The current model follows a classic multidivisional structure based on geography. This served the company during its Nordic expansion but now creates significant inefficiencies as the company scales globally. Applying the Chandler principle that structure follows strategy, the 2015 goals require a shift from geographic silos to global category excellence. The bargaining power of retail buyers is increasing, demanding a unified interface rather than fragmented regional negotiations. Internal complexity has reached a point where the cost of coordination exceeds the benefits of local autonomy.
| Option | Rationale | Trade-offs |
|---|---|---|
| Global Category Structure | Centralizes P and L responsibility by product type to ensure brand consistency. | Reduces local market responsiveness; requires significant cultural change. |
| Regional Hub Model | Consolidates operations into three larger geographic clusters. | Fails to address global brand coordination; maintains regional silos. |
| Functional Centralization | Moves all marketing, supply chain, and HR into global functions. | High risk of bureaucracy; separates commercial decisions from operational reality. |
Arla should adopt the Global Category Structure. This path directly supports the Strategy 2015 focus on core brands. By moving P and L responsibility to global category heads, the company can optimize production across borders and present a single face to global retailers. This shift will require a new executive team composition and a clear mandate to prioritize global brand health over regional volume targets.
To mitigate the risk of owner defection, the implementation must include a transparent milk pricing mechanism that demonstrates the financial benefits of centralization within the first twelve months. A phased migration of IT and financial systems is necessary to avoid operational paralysis during the transition. Contingency plans must include a dedicated change management office reporting directly to the Vice CEO to handle local grievances in new merger territories.
Arla must transition to a Global Category Structure immediately to achieve the Strategy 2015 revenue target of 75 billion DKK. The current geographic silos cause duplication and prevent the scale needed to compete with global dairy giants. This reorganization will centralize P and L responsibility, streamline the brand portfolio, and improve negotiation power with international retailers. Execution must prioritize the integration of German and UK assets into a unified supply chain. Failure to act now will lead to stagnant growth and excessive administrative overhead. VERDICT: APPROVED FOR LEADERSHIP REVIEW.
The analysis assumes that the cooperative governance model can remain unchanged while the commercial structure becomes a global corporate entity. There is a significant risk that farmer owners will reject a structure where local milk processing decisions are made by global category managers focused on brand margins rather than local volume absorption.
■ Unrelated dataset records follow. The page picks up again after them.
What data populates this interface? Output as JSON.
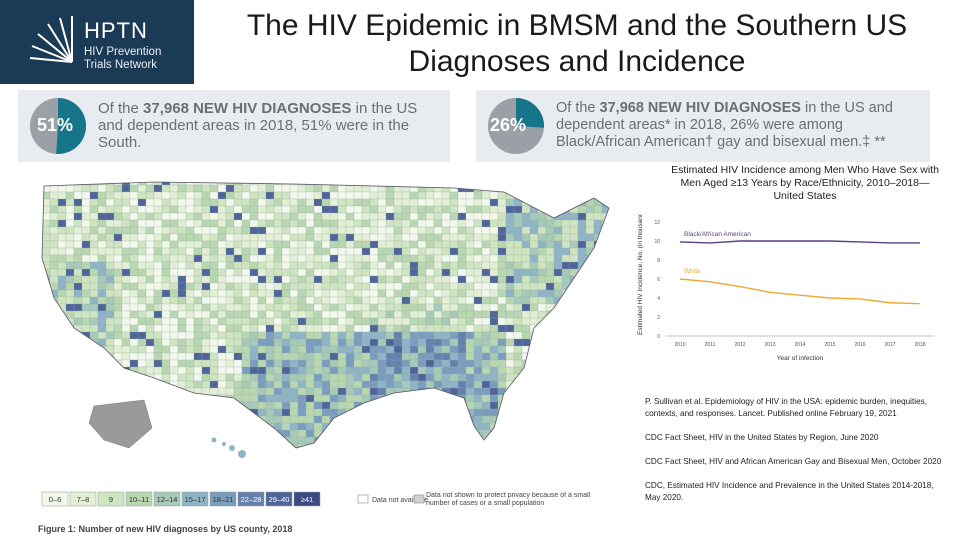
{
  "header": {
    "logo_name": "HPTN",
    "logo_sub1": "HIV Prevention",
    "logo_sub2": "Trials Network",
    "title_line1": "The HIV Epidemic in BMSM and the Southern US",
    "title_line2": "Diagnoses and Incidence",
    "bg_color": "#1a3a56"
  },
  "stats": [
    {
      "pct": "51%",
      "fraction": 0.51,
      "pre": "Of the ",
      "bold": "37,968 NEW HIV DIAGNOSES",
      "post": " in the US and dependent areas in 2018, 51% were in the South."
    },
    {
      "pct": "26%",
      "fraction": 0.26,
      "pre": "Of the ",
      "bold": "37,968 NEW HIV DIAGNOSES",
      "post": " in the US and dependent areas* in 2018, 26% were among Black/African American† gay and bisexual men.‡ **"
    }
  ],
  "map": {
    "legend": [
      "0–6",
      "7–8",
      "9",
      "10–11",
      "12–14",
      "15–17",
      "18–21",
      "22–28",
      "29–40",
      "≥41"
    ],
    "legend_na": "Data not available",
    "legend_privacy": "Data not shown to protect privacy because of a small number of cases or a small population",
    "caption": "Figure 1: Number of new HIV diagnoses by US county, 2018",
    "colors": [
      "#f3f8ec",
      "#e2efd4",
      "#cfe4c0",
      "#b8d7b0",
      "#a6c9b8",
      "#8fb4c6",
      "#7a9dbd",
      "#6480ad",
      "#4f6498",
      "#3c4a82"
    ]
  },
  "chart_data": {
    "type": "line",
    "title": "Estimated HIV Incidence among Men Who Have Sex with Men Aged ≥13 Years by Race/Ethnicity, 2010–2018—United States",
    "xlabel": "Year of infection",
    "ylabel": "Estimated HIV Incidence, No. (in thousands)",
    "x": [
      "2010",
      "2011",
      "2012",
      "2013",
      "2014",
      "2015",
      "2016",
      "2017",
      "2018"
    ],
    "ylim": [
      0,
      12
    ],
    "yticks": [
      "0",
      "2",
      "4",
      "6",
      "8",
      "10",
      "12"
    ],
    "series": [
      {
        "name": "Black/African American",
        "values": [
          9.9,
          9.8,
          10.0,
          10.0,
          10.0,
          10.0,
          9.9,
          9.8,
          9.8
        ],
        "color": "#5b3f87"
      },
      {
        "name": "White",
        "values": [
          6.0,
          5.7,
          5.2,
          4.6,
          4.3,
          4.0,
          3.9,
          3.5,
          3.4
        ],
        "color": "#f0a830"
      }
    ]
  },
  "references": [
    "P. Sullivan et al. Epidemiology of HIV in the USA: epidemic burden, inequities, contexts, and responses. Lancet. Published online February 19, 2021",
    "CDC Fact Sheet, HIV in the United States by Region, June 2020",
    "CDC Fact Sheet, HIV and African American Gay and Bisexual Men, October 2020",
    "CDC, Estimated HIV Incidence and Prevalence in the United States 2014-2018, May 2020."
  ]
}
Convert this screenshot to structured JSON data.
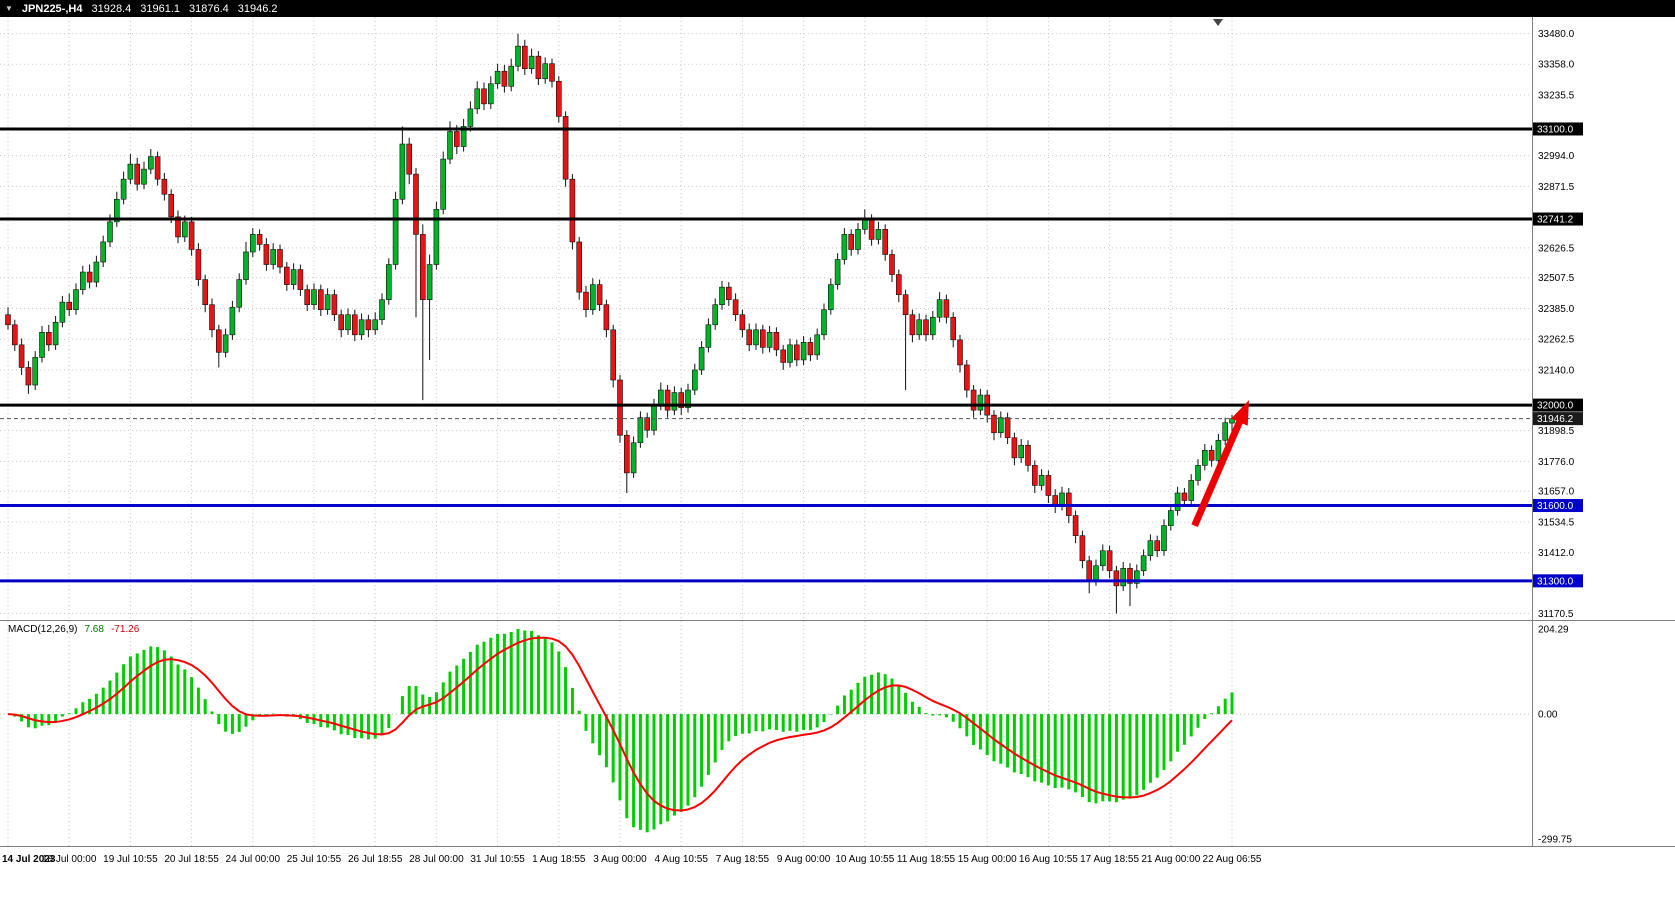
{
  "title_bar": {
    "symbol_period": "JPN225-,H4",
    "open": "31928.4",
    "high": "31961.1",
    "low": "31876.4",
    "close": "31946.2"
  },
  "colors": {
    "background": "#FFFFFF",
    "titlebar_bg": "#000000",
    "titlebar_text": "#FFFFFF",
    "grid": "#c9c9c9",
    "bull": "#00B327",
    "bear": "#E61414",
    "wick": "#111111",
    "level_black": "#000000",
    "level_blue": "#0000C8",
    "macd_hist": "#00CC00",
    "macd_signal": "#FF0000",
    "arrow": "#EC0000",
    "axis_text": "#000000"
  },
  "chart_data": {
    "type": "candlestick",
    "symbol": "JPN225-",
    "timeframe": "H4",
    "ohlc_current": {
      "open": 31928.4,
      "high": 31961.1,
      "low": 31876.4,
      "close": 31946.2
    },
    "y_range": {
      "top": 33546,
      "bottom": 31144
    },
    "bars_per_x_label": 9,
    "x_labels": [
      "14 Jul 2023",
      "18 Jul 00:00",
      "19 Jul 10:55",
      "20 Jul 18:55",
      "24 Jul 00:00",
      "25 Jul 10:55",
      "26 Jul 18:55",
      "28 Jul 00:00",
      "31 Jul 10:55",
      "1 Aug 18:55",
      "3 Aug 00:00",
      "4 Aug 10:55",
      "7 Aug 18:55",
      "9 Aug 00:00",
      "10 Aug 10:55",
      "11 Aug 18:55",
      "15 Aug 00:00",
      "16 Aug 10:55",
      "17 Aug 18:55",
      "21 Aug 00:00",
      "22 Aug 06:55"
    ],
    "price_gridline_labels": [
      33480.0,
      33358.0,
      33235.5,
      32994.0,
      32871.5,
      32626.5,
      32507.5,
      32385.0,
      32262.5,
      32140.0,
      31898.5,
      31776.0,
      31657.0,
      31534.5,
      31412.0,
      31170.5
    ],
    "levels": [
      {
        "price": 33100.0,
        "color": "#000000",
        "width": 3
      },
      {
        "price": 32741.2,
        "color": "#000000",
        "width": 3
      },
      {
        "price": 32000.0,
        "color": "#000000",
        "width": 3
      },
      {
        "price": 31600.0,
        "color": "#0000C8",
        "width": 3
      },
      {
        "price": 31300.0,
        "color": "#0000C8",
        "width": 3
      }
    ],
    "current_price": {
      "value": 31946.2,
      "label": "31946.2"
    },
    "arrow": {
      "bar1": 174.5,
      "price1": 31520,
      "bar2": 182.5,
      "price2": 32020,
      "color": "#EC0000"
    },
    "macd": {
      "label": "MACD(12,26,9)",
      "params": "12,26,9",
      "main_value": "7.68",
      "signal_value": "-71.26",
      "axis_max_label": "204.29",
      "axis_zero_label": "0.00",
      "axis_min_label": "-299.75",
      "histogram_color": "#00CC00",
      "signal_color": "#FF0000"
    },
    "candles": [
      [
        32360,
        32390,
        32300,
        32320
      ],
      [
        32320,
        32340,
        32215,
        32240
      ],
      [
        32240,
        32265,
        32120,
        32150
      ],
      [
        32150,
        32175,
        32045,
        32080
      ],
      [
        32080,
        32215,
        32060,
        32190
      ],
      [
        32190,
        32315,
        32170,
        32290
      ],
      [
        32290,
        32320,
        32215,
        32240
      ],
      [
        32240,
        32355,
        32220,
        32330
      ],
      [
        32330,
        32435,
        32310,
        32410
      ],
      [
        32410,
        32445,
        32355,
        32380
      ],
      [
        32380,
        32485,
        32360,
        32460
      ],
      [
        32460,
        32555,
        32440,
        32530
      ],
      [
        32530,
        32560,
        32465,
        32490
      ],
      [
        32490,
        32595,
        32470,
        32570
      ],
      [
        32570,
        32675,
        32550,
        32650
      ],
      [
        32650,
        32760,
        32630,
        32730
      ],
      [
        32730,
        32850,
        32710,
        32820
      ],
      [
        32820,
        32930,
        32800,
        32900
      ],
      [
        32900,
        33000,
        32880,
        32960
      ],
      [
        32960,
        32985,
        32855,
        32880
      ],
      [
        32880,
        32970,
        32860,
        32940
      ],
      [
        32940,
        33020,
        32920,
        32990
      ],
      [
        32990,
        33010,
        32875,
        32900
      ],
      [
        32900,
        32925,
        32815,
        32840
      ],
      [
        32840,
        32860,
        32725,
        32750
      ],
      [
        32750,
        32775,
        32645,
        32670
      ],
      [
        32670,
        32755,
        32650,
        32730
      ],
      [
        32730,
        32750,
        32595,
        32620
      ],
      [
        32620,
        32645,
        32475,
        32500
      ],
      [
        32500,
        32520,
        32370,
        32400
      ],
      [
        32400,
        32425,
        32270,
        32300
      ],
      [
        32300,
        32320,
        32150,
        32210
      ],
      [
        32210,
        32305,
        32190,
        32280
      ],
      [
        32280,
        32415,
        32260,
        32390
      ],
      [
        32390,
        32525,
        32370,
        32500
      ],
      [
        32500,
        32650,
        32480,
        32610
      ],
      [
        32610,
        32705,
        32590,
        32680
      ],
      [
        32680,
        32700,
        32615,
        32640
      ],
      [
        32640,
        32665,
        32535,
        32560
      ],
      [
        32560,
        32645,
        32540,
        32620
      ],
      [
        32620,
        32640,
        32525,
        32550
      ],
      [
        32550,
        32570,
        32455,
        32480
      ],
      [
        32480,
        32565,
        32460,
        32540
      ],
      [
        32540,
        32560,
        32435,
        32460
      ],
      [
        32460,
        32480,
        32375,
        32400
      ],
      [
        32400,
        32485,
        32380,
        32460
      ],
      [
        32460,
        32480,
        32355,
        32380
      ],
      [
        32380,
        32465,
        32360,
        32440
      ],
      [
        32440,
        32460,
        32335,
        32360
      ],
      [
        32360,
        32380,
        32270,
        32300
      ],
      [
        32300,
        32385,
        32280,
        32360
      ],
      [
        32360,
        32380,
        32255,
        32280
      ],
      [
        32280,
        32365,
        32260,
        32340
      ],
      [
        32340,
        32360,
        32270,
        32300
      ],
      [
        32300,
        32370,
        32280,
        32340
      ],
      [
        32340,
        32445,
        32320,
        32420
      ],
      [
        32420,
        32585,
        32400,
        32560
      ],
      [
        32560,
        32850,
        32540,
        32820
      ],
      [
        32820,
        33110,
        32800,
        33040
      ],
      [
        33040,
        33065,
        32880,
        32920
      ],
      [
        32920,
        32945,
        32350,
        32680
      ],
      [
        32680,
        32720,
        32020,
        32420
      ],
      [
        32420,
        32600,
        32180,
        32560
      ],
      [
        32560,
        32810,
        32540,
        32780
      ],
      [
        32780,
        33010,
        32760,
        32980
      ],
      [
        32980,
        33130,
        32960,
        33090
      ],
      [
        33090,
        33115,
        33000,
        33030
      ],
      [
        33030,
        33140,
        33010,
        33110
      ],
      [
        33110,
        33210,
        33090,
        33180
      ],
      [
        33180,
        33290,
        33160,
        33260
      ],
      [
        33260,
        33285,
        33175,
        33200
      ],
      [
        33200,
        33310,
        33180,
        33280
      ],
      [
        33280,
        33360,
        33260,
        33330
      ],
      [
        33330,
        33355,
        33245,
        33270
      ],
      [
        33270,
        33380,
        33250,
        33350
      ],
      [
        33350,
        33480,
        33330,
        33430
      ],
      [
        33430,
        33455,
        33315,
        33340
      ],
      [
        33340,
        33420,
        33320,
        33390
      ],
      [
        33390,
        33410,
        33275,
        33300
      ],
      [
        33300,
        33385,
        33280,
        33360
      ],
      [
        33360,
        33380,
        33265,
        33290
      ],
      [
        33290,
        33310,
        33125,
        33150
      ],
      [
        33150,
        33170,
        32870,
        32900
      ],
      [
        32900,
        32920,
        32620,
        32650
      ],
      [
        32650,
        32670,
        32420,
        32450
      ],
      [
        32450,
        32475,
        32350,
        32380
      ],
      [
        32380,
        32505,
        32360,
        32480
      ],
      [
        32480,
        32500,
        32375,
        32400
      ],
      [
        32400,
        32420,
        32270,
        32300
      ],
      [
        32300,
        32320,
        32070,
        32100
      ],
      [
        32100,
        32120,
        31850,
        31880
      ],
      [
        31880,
        31900,
        31650,
        31730
      ],
      [
        31730,
        31875,
        31710,
        31850
      ],
      [
        31850,
        31975,
        31830,
        31950
      ],
      [
        31950,
        31970,
        31870,
        31900
      ],
      [
        31900,
        32025,
        31880,
        32000
      ],
      [
        32000,
        32090,
        31980,
        32060
      ],
      [
        32060,
        32080,
        31950,
        31980
      ],
      [
        31980,
        32075,
        31960,
        32050
      ],
      [
        32050,
        32070,
        31960,
        31990
      ],
      [
        31990,
        32085,
        31970,
        32060
      ],
      [
        32060,
        32165,
        32040,
        32140
      ],
      [
        32140,
        32255,
        32120,
        32230
      ],
      [
        32230,
        32345,
        32210,
        32320
      ],
      [
        32320,
        32425,
        32300,
        32400
      ],
      [
        32400,
        32495,
        32380,
        32470
      ],
      [
        32470,
        32490,
        32395,
        32420
      ],
      [
        32420,
        32445,
        32335,
        32360
      ],
      [
        32360,
        32380,
        32270,
        32300
      ],
      [
        32300,
        32325,
        32215,
        32240
      ],
      [
        32240,
        32325,
        32220,
        32300
      ],
      [
        32300,
        32320,
        32205,
        32230
      ],
      [
        32230,
        32315,
        32210,
        32290
      ],
      [
        32290,
        32310,
        32195,
        32220
      ],
      [
        32220,
        32240,
        32140,
        32170
      ],
      [
        32170,
        32265,
        32150,
        32240
      ],
      [
        32240,
        32260,
        32155,
        32180
      ],
      [
        32180,
        32275,
        32160,
        32250
      ],
      [
        32250,
        32270,
        32175,
        32200
      ],
      [
        32200,
        32305,
        32180,
        32280
      ],
      [
        32280,
        32405,
        32260,
        32380
      ],
      [
        32380,
        32505,
        32360,
        32480
      ],
      [
        32480,
        32605,
        32460,
        32580
      ],
      [
        32580,
        32705,
        32560,
        32680
      ],
      [
        32680,
        32700,
        32595,
        32620
      ],
      [
        32620,
        32725,
        32600,
        32700
      ],
      [
        32700,
        32780,
        32680,
        32740
      ],
      [
        32740,
        32760,
        32635,
        32660
      ],
      [
        32660,
        32730,
        32640,
        32700
      ],
      [
        32700,
        32720,
        32575,
        32600
      ],
      [
        32600,
        32620,
        32490,
        32520
      ],
      [
        32520,
        32540,
        32410,
        32440
      ],
      [
        32440,
        32460,
        32060,
        32360
      ],
      [
        32360,
        32380,
        32250,
        32280
      ],
      [
        32280,
        32365,
        32260,
        32340
      ],
      [
        32340,
        32360,
        32255,
        32280
      ],
      [
        32280,
        32375,
        32260,
        32350
      ],
      [
        32350,
        32450,
        32330,
        32420
      ],
      [
        32420,
        32440,
        32325,
        32350
      ],
      [
        32350,
        32370,
        32230,
        32260
      ],
      [
        32260,
        32280,
        32130,
        32160
      ],
      [
        32160,
        32180,
        32030,
        32060
      ],
      [
        32060,
        32080,
        31950,
        31980
      ],
      [
        31980,
        32065,
        31960,
        32040
      ],
      [
        32040,
        32060,
        31930,
        31960
      ],
      [
        31960,
        31980,
        31860,
        31890
      ],
      [
        31890,
        31975,
        31870,
        31950
      ],
      [
        31950,
        31970,
        31845,
        31870
      ],
      [
        31870,
        31890,
        31760,
        31790
      ],
      [
        31790,
        31865,
        31770,
        31840
      ],
      [
        31840,
        31860,
        31735,
        31760
      ],
      [
        31760,
        31780,
        31650,
        31680
      ],
      [
        31680,
        31745,
        31660,
        31720
      ],
      [
        31720,
        31740,
        31610,
        31640
      ],
      [
        31640,
        31665,
        31570,
        31600
      ],
      [
        31600,
        31675,
        31580,
        31650
      ],
      [
        31650,
        31670,
        31530,
        31560
      ],
      [
        31560,
        31580,
        31450,
        31480
      ],
      [
        31480,
        31500,
        31350,
        31380
      ],
      [
        31380,
        31400,
        31250,
        31300
      ],
      [
        31300,
        31385,
        31280,
        31360
      ],
      [
        31360,
        31445,
        31340,
        31420
      ],
      [
        31420,
        31440,
        31310,
        31340
      ],
      [
        31340,
        31360,
        31170,
        31280
      ],
      [
        31280,
        31375,
        31260,
        31350
      ],
      [
        31350,
        31370,
        31200,
        31290
      ],
      [
        31290,
        31365,
        31270,
        31340
      ],
      [
        31340,
        31425,
        31320,
        31400
      ],
      [
        31400,
        31485,
        31380,
        31460
      ],
      [
        31460,
        31480,
        31395,
        31420
      ],
      [
        31420,
        31545,
        31400,
        31520
      ],
      [
        31520,
        31605,
        31500,
        31580
      ],
      [
        31580,
        31675,
        31560,
        31650
      ],
      [
        31650,
        31670,
        31595,
        31620
      ],
      [
        31620,
        31725,
        31600,
        31700
      ],
      [
        31700,
        31785,
        31680,
        31760
      ],
      [
        31760,
        31845,
        31740,
        31820
      ],
      [
        31820,
        31840,
        31755,
        31780
      ],
      [
        31780,
        31885,
        31760,
        31860
      ],
      [
        31860,
        31950,
        31840,
        31930
      ],
      [
        31928.4,
        31961.1,
        31876.4,
        31946.2
      ]
    ]
  }
}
The team did not fully explore a Joint Venture model for the Global Categories. Arla could have spun off its global brands into a separate commercial entity while keeping the liquid milk business as a traditional cooperative. This would have insulated the core brands from cooperative politics while providing the agility of a private enterprise.
The proposed plan addresses the organization through three mutually exclusive and collectively exhaustive pillars: Commercial Category Management, Global Supply Chain Operations, and Corporate Support Functions. This ensures no overlap in decision making and covers all revenue generating and cost incurring activities within the firm.